Search code examples
apache-sparkspark-structured-streaming

How to create a custom streaming data source?


I have a custom reader for Spark Streaming that reads data from WebSocket. I'm going to try Spark Structured Streaming.

How to create a streaming data source in Spark Structured Streaming?


Solution

  • A streaming data source implements org.apache.spark.sql.execution.streaming.Source.

    The scaladoc of org.apache.spark.sql.execution.streaming.Source should give you enough information to get started (just follow the types to develop a compilable Scala type).

    Once you have the Source you have to register it so you can use it in format of a DataStreamReader. The trick to make the streaming source available so you can use it for format is to register it by creating the DataSourceRegister for the streaming source. You can find examples in META-INF/services/org.apache.spark.sql.sources.DataSourceRegister:

    org.apache.spark.sql.execution.datasources.csv.CSVFileFormat
    org.apache.spark.sql.execution.datasources.jdbc.JdbcRelationProvider
    org.apache.spark.sql.execution.datasources.json.JsonFileFormat
    org.apache.spark.sql.execution.datasources.parquet.ParquetFileFormat
    org.apache.spark.sql.execution.datasources.text.TextFileFormat
    org.apache.spark.sql.execution.streaming.ConsoleSinkProvider
    org.apache.spark.sql.execution.streaming.TextSocketSourceProvider
    org.apache.spark.sql.execution.streaming.RateSourceProvider
    

    That's the file that links the short name in format to the implementation.

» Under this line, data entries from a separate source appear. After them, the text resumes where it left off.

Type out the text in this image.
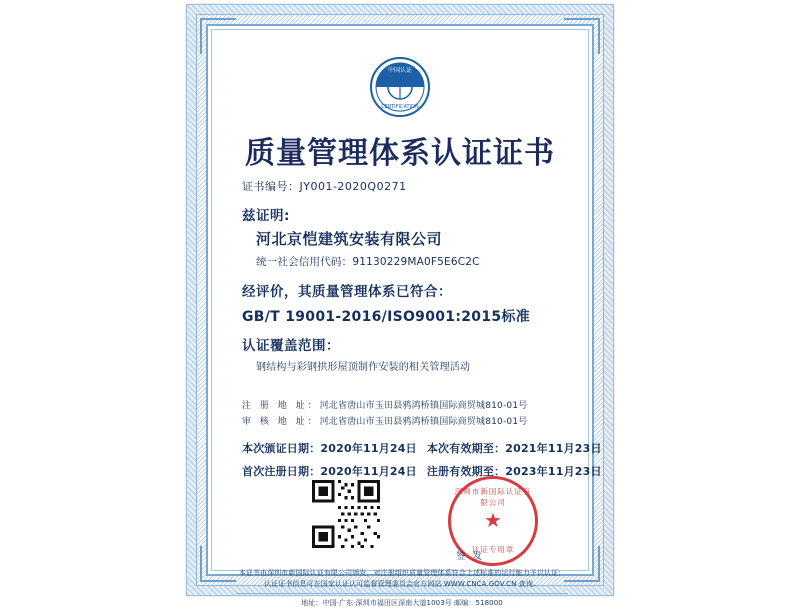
中国认证
CERTIFICATION
质量管理体系认证证书
证书编号：JY001-2020Q0271
兹证明:
河北京恺建筑安装有限公司
统一社会信用代码：91130229MA0F5E6C2C
经评价，其质量管理体系已符合：
GB/T 19001-2016/ISO9001:2015标准
认证覆盖范围：
钢结构与彩钢拱形屋顶制作安装的相关管理活动
注 册 地 址：河北省唐山市玉田县鸦鸿桥镇国际商贸城810-01号
审 核 地 址：河北省唐山市玉田县鸦鸿桥镇国际商贸城810-01号
本次颁证日期：2020年11月24日 本次有效期至：2021年11月23日
首次注册日期：2020年11月24日 注册有效期至：2023年11月23日
深圳市新国际认证有限公司
★
认证专用章
签 发
本证书由深圳市新国际认证有限公司颁发，对注册组织质量管理体系符合上述标准的运行能力予以认证；
认证证书信息可在国家认证认可监督管理委员会官方网站 WWW.CNCA.GOV.CN 查询。
地址：中国·广东·深圳市福田区深南大道1003号 邮编：518000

    What I usually recommend people doing during my Spark workshops is to start development from both sides:

    1. Write the streaming query (with format), e.g.

      val input = spark
        .readStream
        .format("yourCustomSource") // <-- your custom source here
        .load
      
    2. Implement the streaming Source and a corresponding DataSourceRegister (it could be the same class)

    3. (optional) Register the DataSourceRegister by writing the fully-qualified class name, say com.mycompany.spark.MyDataSourceRegister, to META-INF/services/org.apache.spark.sql.sources.DataSourceRegister:

      $ cat META-INF/services/org.apache.spark.sql.sources.DataSourceRegister
      com.mycompany.spark.MyDataSourceRegister
      

    The last step where you register the DataSourceRegister implementation for your custom Source is optional and is only to register the data source alias that your end users use in DataFrameReader.format method.

    format(source: String): DataFrameReader Specifies the input data source format.

    Review the code of org.apache.spark.sql.execution.streaming.RateSourceProvider for a good head start.